Posted December 21, 2021 in Digital Access

Digital Collections Spotlight #27: Moravian Christmas Traditions

Digital Collections Spotlight #27: Moravian Christmas Traditions
By Jonathan Ennis, digital archivist

As part of an ongoing series of posts, we’re highlighting different collections and items from the Moravian Archives, Bethlehem. Check out our earlier posts in this series at www.moravianchurcharchives.org/digital-access/.

In light of this holiday season it seems an excellent time to highlight a few items from our collection that show Moravian traditions and decorations surrounding Christmas. The photograph above, from Nazareth Moravian Church (Nazareth, Pennsylvania), dates to 1907 and shows perhaps the best known of traditional Moravian decorations: the Moravian Star. The tradition has its roots in the 1820s in Niesky, Germany, at a Moravian Boy’s School, where the stars appear to have had applications in geometry and Christian education and were also employed as decorations for the Christmas season. In the 1880s bookstore owner and alumnus of the school Peter Verbeek began selling stars and the plans for them and his son Harry founded the Herrnhut Star Factory which continues to manufacture traditional Moravian Stars to this day.
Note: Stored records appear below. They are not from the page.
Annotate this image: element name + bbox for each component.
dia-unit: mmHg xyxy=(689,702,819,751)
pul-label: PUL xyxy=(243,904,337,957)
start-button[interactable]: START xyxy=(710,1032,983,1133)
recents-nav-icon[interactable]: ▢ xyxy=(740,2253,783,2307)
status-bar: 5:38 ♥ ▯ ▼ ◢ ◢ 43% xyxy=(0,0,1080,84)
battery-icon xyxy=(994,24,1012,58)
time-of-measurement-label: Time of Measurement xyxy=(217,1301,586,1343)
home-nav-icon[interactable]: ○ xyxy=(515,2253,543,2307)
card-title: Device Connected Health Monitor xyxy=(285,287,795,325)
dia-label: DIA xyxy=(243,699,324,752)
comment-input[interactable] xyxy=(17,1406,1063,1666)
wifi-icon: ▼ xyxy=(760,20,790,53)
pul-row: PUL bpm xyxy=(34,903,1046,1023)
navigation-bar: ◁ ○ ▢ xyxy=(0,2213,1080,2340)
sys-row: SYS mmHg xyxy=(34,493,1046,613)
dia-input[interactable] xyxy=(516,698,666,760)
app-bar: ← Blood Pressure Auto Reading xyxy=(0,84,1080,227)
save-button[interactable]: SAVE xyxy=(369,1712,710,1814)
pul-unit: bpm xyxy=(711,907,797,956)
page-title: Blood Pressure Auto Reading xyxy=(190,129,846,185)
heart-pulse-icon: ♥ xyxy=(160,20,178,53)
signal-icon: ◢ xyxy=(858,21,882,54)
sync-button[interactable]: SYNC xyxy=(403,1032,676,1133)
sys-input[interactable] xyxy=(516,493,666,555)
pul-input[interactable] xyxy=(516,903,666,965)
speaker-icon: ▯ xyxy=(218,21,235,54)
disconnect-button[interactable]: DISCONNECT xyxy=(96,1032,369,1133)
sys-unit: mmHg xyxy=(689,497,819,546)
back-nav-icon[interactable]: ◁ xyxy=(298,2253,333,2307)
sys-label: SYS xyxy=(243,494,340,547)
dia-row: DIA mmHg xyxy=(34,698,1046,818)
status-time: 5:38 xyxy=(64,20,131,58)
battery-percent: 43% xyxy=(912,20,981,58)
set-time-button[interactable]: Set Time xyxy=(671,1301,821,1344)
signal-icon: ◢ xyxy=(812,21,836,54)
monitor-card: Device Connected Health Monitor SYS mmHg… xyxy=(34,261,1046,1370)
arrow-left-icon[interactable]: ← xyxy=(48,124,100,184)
These stars have come to be a popular symbol for the Christmas season throughout the Moravian Church and have spread to the wider community as well.
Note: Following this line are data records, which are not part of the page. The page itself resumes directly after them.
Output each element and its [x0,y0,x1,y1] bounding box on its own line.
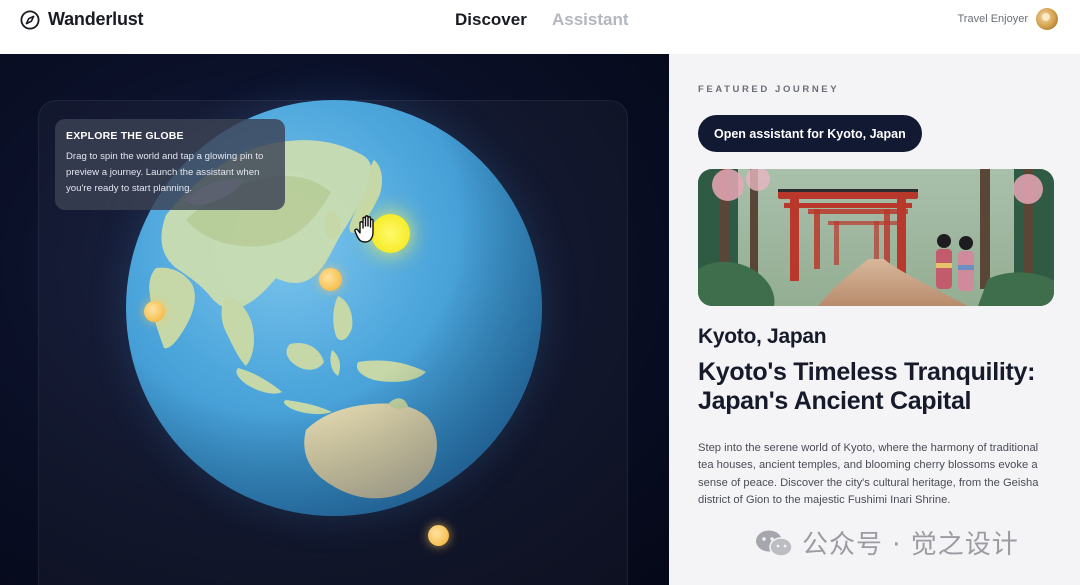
featured-journey-panel: FEATURED JOURNEY Open assistant for Kyot… [669,54,1080,585]
hand-cursor-icon [354,215,374,243]
brand[interactable]: Wanderlust [20,9,144,30]
tooltip-title: EXPLORE THE GLOBE [66,130,184,142]
tab-assistant[interactable]: Assistant [552,10,629,30]
destination-pin[interactable] [319,268,342,291]
watermark-text: 公众号 · 觉之设计 [802,530,1019,560]
kyoto-shrine-illustration [698,169,1054,306]
destination-description: Step into the serene world of Kyoto, whe… [698,442,1039,507]
section-kicker: FEATURED JOURNEY [698,84,840,95]
destination-city: Kyoto, Japan [698,325,827,348]
tab-discover[interactable]: Discover [455,10,527,30]
destination-pin[interactable] [144,301,165,322]
user-name: Travel Enjoyer [957,13,1028,25]
explore-tooltip: EXPLORE THE GLOBE Drag to spin the world… [55,119,285,210]
avatar[interactable] [1036,8,1058,30]
watermark: 公众号 · 觉之设计 [754,524,1019,561]
compass-icon [20,9,40,30]
tooltip-body: Drag to spin the world and tap a glowing… [66,151,264,194]
open-assistant-button[interactable]: Open assistant for Kyoto, Japan [698,115,922,152]
destination-headline: Kyoto's Timeless Tranquility: Japan's An… [698,358,1036,415]
destination-pin[interactable] [428,525,449,546]
top-navigation-bar: Wanderlust Discover Assistant Travel Enj… [0,0,1080,54]
user-menu[interactable]: Travel Enjoyer [957,8,1058,30]
chat-bubbles-icon [756,530,793,557]
brand-name: Wanderlust [48,9,144,29]
destination-image [698,169,1054,306]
Another Moravian tradition is the construction and presentation of elaborate Christmas displays called putzes, and the photographs above show two examples of these. The first is a photo from 1907 and shows a putz that belonged to the family of Samuel D. Luckenbach in Bethlehem, Pennsylvania, and the second is from 1939 and shows Paul and Ellen Marie Hettasch in Nain, Labrador, in front of a putz with a Moravian star visible in the background. The term putz is derived from the German putzen, meaning to clean or beautify, and is distinct from a nativity or crèche in that the putz traditionally includes additional scenes from the Christmas story and may incorporate music and narration as well. They also often include items and scenery that have been handmade or collected over the course of a family or congregation’s history. These displays have their roots in 15th-century Europe and were especially popular in Victorian times, when people would visit the homes of friends and neighbors to view their putzes and today are still a popular Christmas tradition and often displayed at Moravian churches.